Settings menu After playing around with the settings menu, we were able to achieve better color reproduction and reduce input lag. The monitor offers two presets, three gamma settings (including BT.709), and five color temperature options.

There are 3 different gamma presets - low, medium, and high with quick select buttons on the back of the cabinet for easy accessibility. There are also multiple picture modes that can be set with a single click to make your desktop look like e.g. cinema or photos at the press of a button without any access to advanced settings in the menu (in this mode brightness is reduced).

We recommend using the "User" preset when calibrating the monitor because it has several other features including uniformity correction that will help you adjust pictures depending on your specific unit better than factory defaults could do it in some cases. All factory defaults are available with one click as well. Factory menu contains three color gamut presets with missing red and blue points - sRGB, DCI-P3 and wide which is great because most consumers won't notice the difference between those anyway.

Will this monitor fit your programming purposes?

Let's check out the panel first. Support of 10-bit color depth (8-bit + FRC) is one of the most important features for graphics professionals because it offers significantly more colors than 8-bit panels. Our Spyder5Elite test showed that this monitor covers 100% sRGB / Rec 709, 94% NTSC and 85% AdobeRGB which are good results for an entry-level model. The white point is also pretty close to 6500K so calibration will help you achieve even better results if necessary.
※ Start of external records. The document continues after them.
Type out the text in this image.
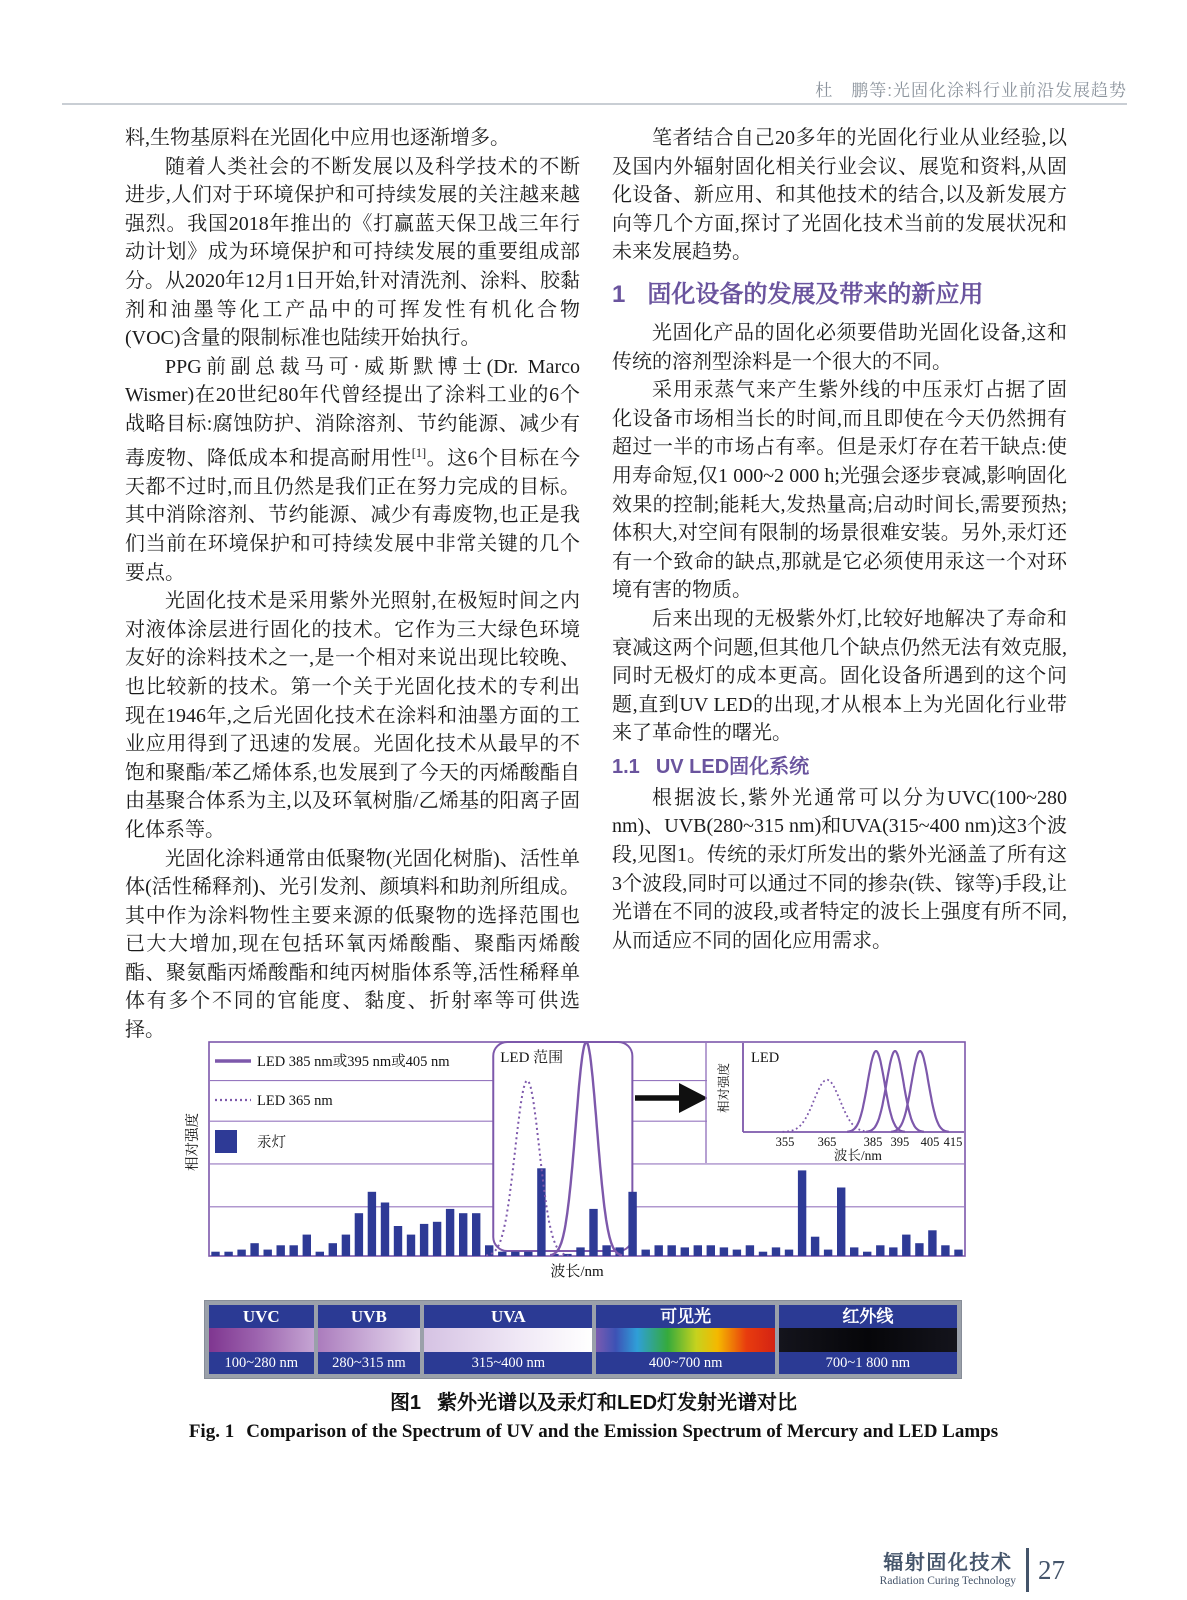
杜　鹏等:光固化涂料行业前沿发展趋势

料,生物基原料在光固化中应用也逐渐增多。

随着人类社会的不断发展以及科学技术的不断进步,人们对于环境保护和可持续发展的关注越来越强烈。我国2018年推出的《打赢蓝天保卫战三年行动计划》成为环境保护和可持续发展的重要组成部分。从2020年12月1日开始,针对清洗剂、涂料、胶黏剂和油墨等化工产品中的可挥发性有机化合物(VOC)含量的限制标准也陆续开始执行。

PPG前副总裁马可·威斯默博士(Dr. Marco Wismer)在20世纪80年代曾经提出了涂料工业的6个战略目标:腐蚀防护、消除溶剂、节约能源、减少有毒废物、降低成本和提高耐用性[1]。这6个目标在今天都不过时,而且仍然是我们正在努力完成的目标。其中消除溶剂、节约能源、减少有毒废物,也正是我们当前在环境保护和可持续发展中非常关键的几个要点。

光固化技术是采用紫外光照射,在极短时间之内对液体涂层进行固化的技术。它作为三大绿色环境友好的涂料技术之一,是一个相对来说出现比较晚、也比较新的技术。第一个关于光固化技术的专利出现在1946年,之后光固化技术在涂料和油墨方面的工业应用得到了迅速的发展。光固化技术从最早的不饱和聚酯/苯乙烯体系,也发展到了今天的丙烯酸酯自由基聚合体系为主,以及环氧树脂/乙烯基的阳离子固化体系等。

光固化涂料通常由低聚物(光固化树脂)、活性单体(活性稀释剂)、光引发剂、颜填料和助剂所组成。其中作为涂料物性主要来源的低聚物的选择范围也已大大增加,现在包括环氧丙烯酸酯、聚酯丙烯酸酯、聚氨酯丙烯酸酯和纯丙树脂体系等,活性稀释单体有多个不同的官能度、黏度、折射率等可供选择。

笔者结合自己20多年的光固化行业从业经验,以及国内外辐射固化相关行业会议、展览和资料,从固化设备、新应用、和其他技术的结合,以及新发展方向等几个方面,探讨了光固化技术当前的发展状况和未来发展趋势。

1 固化设备的发展及带来的新应用

光固化产品的固化必须要借助光固化设备,这和传统的溶剂型涂料是一个很大的不同。

采用汞蒸气来产生紫外线的中压汞灯占据了固化设备市场相当长的时间,而且即使在今天仍然拥有超过一半的市场占有率。但是汞灯存在若干缺点:使用寿命短,仅1 000~2 000 h;光强会逐步衰减,影响固化效果的控制;能耗大,发热量高;启动时间长,需要预热;体积大,对空间有限制的场景很难安装。另外,汞灯还有一个致命的缺点,那就是它必须使用汞这一个对环境有害的物质。

后来出现的无极紫外灯,比较好地解决了寿命和衰减这两个问题,但其他几个缺点仍然无法有效克服,同时无极灯的成本更高。固化设备所遇到的这个问题,直到UV LED的出现,才从根本上为光固化行业带来了革命性的曙光。

1.1 UV LED固化系统

根据波长,紫外光通常可以分为UVC(100~280 nm)、UVB(280~315 nm)和UVA(315~400 nm)这3个波段,见图1。传统的汞灯所发出的紫外光涵盖了所有这3个波段,同时可以通过不同的掺杂(铁、镓等)手段,让光谱在不同的波段,或者特定的波长上强度有所不同,从而适应不同的固化应用需求。

LED 范围	LED
相对强度
355 365 385 395 405 415
波长/nm
LED 385 nm或395 nm或405 nm
LED 365 nm
汞灯
相对强度
波长/nm
UVC
100~280 nm
UVB
280~315 nm
UVA
315~400 nm
可见光
400~700 nm
红外线
700~1 800 nm
图1 紫外光谱以及汞灯和LED灯发射光谱对比
Fig. 1 Comparison of the Spectrum of UV and the Emission Spectrum of Mercury and LED Lamps
辐射固化技术
Radiation Curing Technology 27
For programming purposes, this monitor should be enough as long as you don't work with text and want to use the upper half of the screen for your application. If you do - 1920x1080 resolution will limit the readability of programming windows like IntelliJ IDEA or Eclipse (the smaller window is not a problem because it can be placed in other parts of the screen).

The monitor has no scaling options other than its physical size which might make things difficult if you're planning on attaching it to a docking station for example where other displays may be connected as well. In these cases, higher compatibility with various operating systems and consistent display settings across different monitors would have been much more beneficial.

What about gaming?

Video games will look excellent on this monitor. The curved screen is a bit less immersive when playing FPS titles, but this problem can be mitigated with the "game mode" preset. An interesting detail is that you can hardly see any backlight bleeding in dark scenes which means that you won't have to worry about bad colors.

However, if you're looking for a monitor primarily designed for gaming and streaming 4K videos from your PC or any other screen which supports DP 1.2 - LG 27UL500-W probably is not what you need because of its limited connectivity options which restrict compatibility with more devices than necessary in most cases. Furthermore, the HDMI version of this monitor would reduce prices even further so there's no reason why LG would not include it here.

Is there anything else you need to know?

This monitor has a TN panel with a 4ms response time speed which is pretty fast for an entry-level display but can still be improved since many monitors usually have 1-2 ms of input lag.

The video signal uses default timings so any graphics card that supports them should display pictures on this monitor without any issues, including Intel HD 4000 or something similar if you're planning on using integrated GPU only although the refresh rate will probably drop below 60Hz, in this case, resulting in jerky movement - installing dedicated GPU will solve these problems as well as make the most out of this monitor's capabilities.

Bottom line

If you're looking for an affordable 1080p curved monitor with good image quality and connectivity options that can be used for programming purposes - LG 27UL500-W is the best option on the market right now even though it has its disadvantages just like any other product. We hope that this review has been helpful to you.